9 марта, 2017

Александр Мещеряков: «У японцев рассказы получаются очень хорошо. И Акутагава это прекрасно подтверждает»

Интервью с японоведом Александром Мещеряковым

Александр Николаевич Мещеряков — выдающийся российский историк, японист и переводчик, автор более 300 научных публикаций и лауреат премии «Просветитель» за книгу «Император Мэйдзи и его Япония». Среди его трудов: «Terra Nipponica: Среда обитания и среда воображения», «Стать японцем. Топография тела и его приключения», «Книга японских символов». Также он автор сборников стихов и прозы.

Мы встретились с Александром Николаевичем и поговорили о лучших японских писателях эпохи модерна, феномене хикикомори и русском следе в японской литературе.

 

Недавно отмечался юбилей, 125 лет со дня рождения Акутагавы Рюноскэ. Когда звучит словосочетание «японская литература», то тут же вспоминается несколько ключевых имен. Ныне широко известный Мураками. Из XX века: Мисима, Кобо Абэ и, собственно, Акутагава. Но Акутагава всегда на первом месте. Чем это объясняется?

Надо еще добавить Кавабата Ясунари, Нацумэ Сосэки, Кэндзабуро Оэ, Дадзай Осаму. Это как минимум. Акутагава, безусловно, — очень значимая фигура. Перво-наперво он хорошо писал. Не всегда понятно, как это объяснить. Что это вообще значит: «хорошо писал»? Чудо оно и есть чудо. Мне не хочется знать секреты фокусника, мне он дорог именно тем, что я не знаю его секретов. Акутагава писал действительно хорошо. Он успел прожить мало, а понять много.

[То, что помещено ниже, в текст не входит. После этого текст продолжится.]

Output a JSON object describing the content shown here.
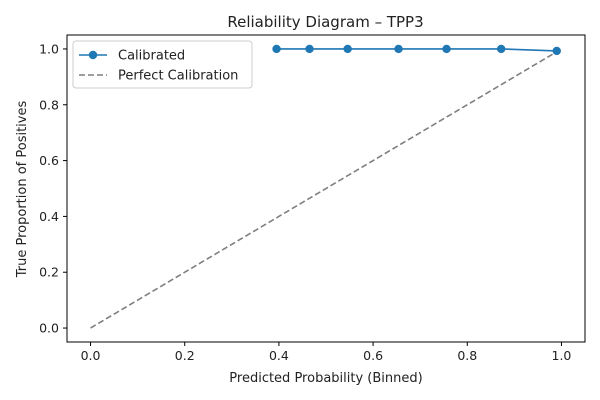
{
  "chart_data": {
    "type": "line",
    "title": "Reliability Diagram – TPP3",
    "xlabel": "Predicted Probability (Binned)",
    "ylabel": "True Proportion of Positives",
    "xlim": [
      -0.05,
      1.05
    ],
    "ylim": [
      -0.05,
      1.05
    ],
    "xticks": [
      0.0,
      0.2,
      0.4,
      0.6,
      0.8,
      1.0
    ],
    "yticks": [
      0.0,
      0.2,
      0.4,
      0.6,
      0.8,
      1.0
    ],
    "xtick_labels": [
      "0.0",
      "0.2",
      "0.4",
      "0.6",
      "0.8",
      "1.0"
    ],
    "ytick_labels": [
      "0.0",
      "0.2",
      "0.4",
      "0.6",
      "0.8",
      "1.0"
    ],
    "grid": false,
    "legend_position": "top-left",
    "series": [
      {
        "name": "Calibrated",
        "style": "solid-with-markers",
        "color": "#1f77b4",
        "x": [
          0.395,
          0.465,
          0.546,
          0.654,
          0.756,
          0.872,
          0.99
        ],
        "y": [
          1.0,
          1.0,
          1.0,
          1.0,
          1.0,
          1.0,
          0.993
        ]
      },
      {
        "name": "Perfect Calibration",
        "style": "dashed",
        "color": "#7f7f7f",
        "x": [
          0.0,
          1.0
        ],
        "y": [
          0.0,
          1.0
        ]
      }
    ]
  }
}
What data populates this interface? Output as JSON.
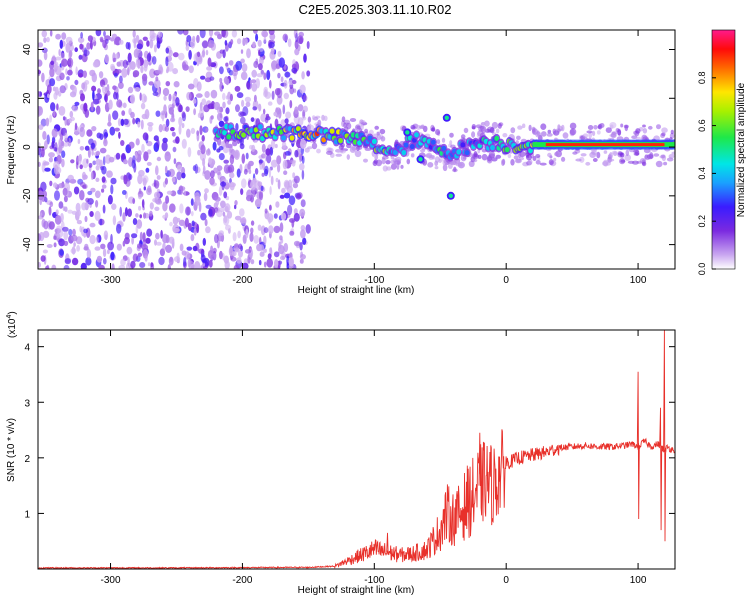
{
  "page": {
    "title": "C2E5.2025.303.11.10.R02"
  },
  "chart_data": [
    {
      "id": "spectrogram",
      "type": "heatmap",
      "xlabel": "Height of straight line (km)",
      "ylabel": "Frequency (Hz)",
      "xlim": [
        -355,
        128
      ],
      "ylim": [
        -50,
        48
      ],
      "xticks": [
        -300,
        -200,
        -100,
        0,
        100
      ],
      "yticks": [
        -40,
        -20,
        0,
        20,
        40
      ],
      "noise_region_x": [
        -355,
        -150
      ],
      "signal_ridge": {
        "x": [
          -220,
          -180,
          -150,
          -130,
          -110,
          -95,
          -85,
          -70,
          -60,
          -50,
          -40,
          -30,
          -20,
          -10,
          0,
          20,
          40,
          60,
          80,
          100,
          120,
          128
        ],
        "y": [
          6,
          6,
          6,
          4,
          3,
          0,
          -3,
          3,
          1,
          -1,
          -2,
          0,
          2,
          2,
          1,
          1,
          1,
          1,
          1,
          1,
          1,
          1
        ],
        "amplitude": [
          0.45,
          0.5,
          0.7,
          0.55,
          0.45,
          0.5,
          0.4,
          0.4,
          0.35,
          0.45,
          0.35,
          0.3,
          0.35,
          0.45,
          0.5,
          0.7,
          0.85,
          0.9,
          0.9,
          0.85,
          0.8,
          0.8
        ]
      },
      "colorbar": {
        "label": "Normalized spectral amplitude",
        "range": [
          0,
          1
        ],
        "ticks": [
          "0.0",
          "0.2",
          "0.4",
          "0.6",
          "0.8"
        ],
        "colormap": "rainbow (white → purple → blue → cyan → green → yellow → red → magenta)"
      }
    },
    {
      "id": "snr",
      "type": "line",
      "xlabel": "Height of straight line (km)",
      "ylabel": "SNR (10 * v/v)",
      "y_multiplier": "(x10",
      "y_multiplier_exp": "4",
      "y_multiplier_close": ")",
      "xlim": [
        -355,
        128
      ],
      "ylim": [
        0,
        4.3
      ],
      "xticks": [
        -300,
        -200,
        -100,
        0,
        100
      ],
      "yticks": [
        1,
        2,
        3,
        4
      ],
      "series": [
        {
          "color": "#e8302a",
          "x": [
            -355,
            -250,
            -150,
            -130,
            -120,
            -110,
            -100,
            -90,
            -80,
            -70,
            -60,
            -50,
            -45,
            -40,
            -35,
            -30,
            -25,
            -20,
            -15,
            -10,
            -5,
            0,
            10,
            20,
            30,
            40,
            50,
            60,
            70,
            80,
            90,
            95,
            100,
            105,
            110,
            115,
            118,
            120,
            122,
            125,
            128
          ],
          "y": [
            0.02,
            0.02,
            0.03,
            0.05,
            0.15,
            0.25,
            0.35,
            0.3,
            0.25,
            0.28,
            0.35,
            0.7,
            1.0,
            0.9,
            1.0,
            1.2,
            1.3,
            1.5,
            1.6,
            1.5,
            1.7,
            1.9,
            2.0,
            2.05,
            2.1,
            2.18,
            2.2,
            2.22,
            2.2,
            2.2,
            2.22,
            2.25,
            2.2,
            2.3,
            2.2,
            2.25,
            2.2,
            2.1,
            2.2,
            2.15,
            2.15
          ],
          "spikes": [
            {
              "x": -20,
              "peak": 2.45
            },
            {
              "x": -90,
              "peak": 0.65
            },
            {
              "x": 100,
              "peak": 3.55,
              "low": 0.9
            },
            {
              "x": 120,
              "peak": 4.3,
              "low": 0.5
            },
            {
              "x": 117,
              "peak": 2.9,
              "low": 0.7
            }
          ]
        }
      ]
    }
  ]
}
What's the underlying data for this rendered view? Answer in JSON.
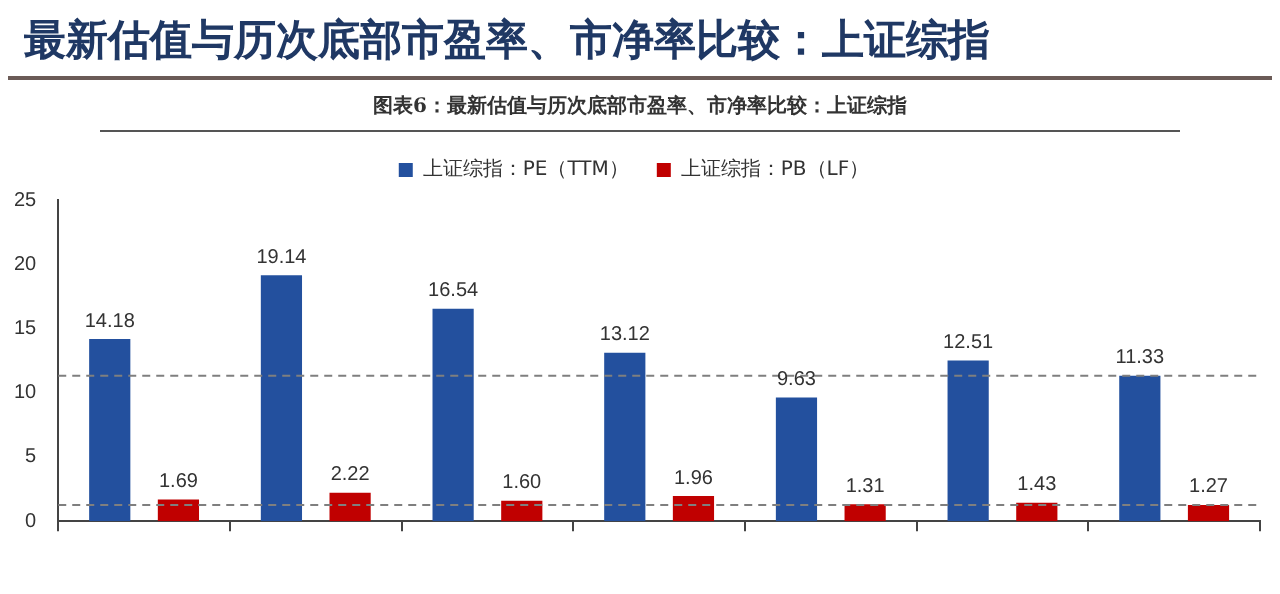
{
  "chart_data": {
    "type": "bar",
    "title": "最新估值与历次底部市盈率、市净率比较：上证综指",
    "subtitle": "图表6：最新估值与历次底部市盈率、市净率比较：上证综指",
    "categories": [
      null,
      null,
      null,
      null,
      null,
      null,
      null
    ],
    "series": [
      {
        "name": "上证综指：PE（TTM）",
        "color": "#23509e",
        "values": [
          14.18,
          19.14,
          16.54,
          13.12,
          9.63,
          12.51,
          11.33
        ]
      },
      {
        "name": "上证综指：PB（LF）",
        "color": "#c00000",
        "values": [
          1.69,
          2.22,
          1.6,
          1.96,
          1.31,
          1.43,
          1.27
        ],
        "value_labels": [
          "1.69",
          "2.22",
          "1.60",
          "1.96",
          "1.31",
          "1.43",
          "1.27"
        ]
      }
    ],
    "ylim": [
      0,
      25
    ],
    "yticks": [
      0,
      5,
      10,
      15,
      20,
      25
    ],
    "grid": false,
    "legend": "top",
    "data_labels": true,
    "ref_lines": [
      {
        "axis": "y",
        "value": 11.33,
        "line_style": "dashed",
        "color": "#7f7f7f"
      },
      {
        "axis": "y",
        "value": 1.27,
        "line_style": "dashed",
        "color": "#7f7f7f"
      }
    ]
  }
}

Ему, если мне не изменяет память, было всего 35 лет.

Тем не менее поражает, как замечательно он понимал психологию человека. Причем он умел это делать на очень малом текстовом пространстве. Японским писателям вообще короткая проза удается лучше, чем длинная. Возможно, что это каким-то образом связано с традицией, которая всегда вплоть до XX века считала поэзию приоритетным жанром. А японские стихи — короткие, они приучают к краткости. Поэзия была жанром, не сравнимым по статусности с художественной прозой. В период Токугава (XVII — XIX века) было сочинено множество различных нравоучительных и философских трактатов, художественная же проза же считалась низким жанром. Было написано очень много, это были юмористические и занимательные вещи на потребу широкой публике. Переводить их сложно, там много игры слов и ушедших реалий. Профессионалы-графоманы писали страшно много, спешили.

Тот же Акутагава описывал подобного писаку в новелле «Одержимый творчеством».

Еще в конце XIX века к писателям-прозаикам относились с пренебрежением. Знаменитый просветитель и западник Фукудзава Юкити говорил про Цубоути Сёё, одного из зачинателей современной японской прозы: «Он же университетский профессор, как он может писать фикшн!». Но к началу прошлого столетия ситуация потихоньку меняется и появляются такие хорошие писатели, как Токутоми Рока, Хигути Итиё, Нацумэ Сосэки, и где-то в 10-ых годах XX века возникает всеобщая страсть интеллигентных юношей: «Я буду писателем!». И вот это поколение выстрелило в 20-ых годах — Акутагава, Кавабата. Это были очень сильные и замечательные писатели.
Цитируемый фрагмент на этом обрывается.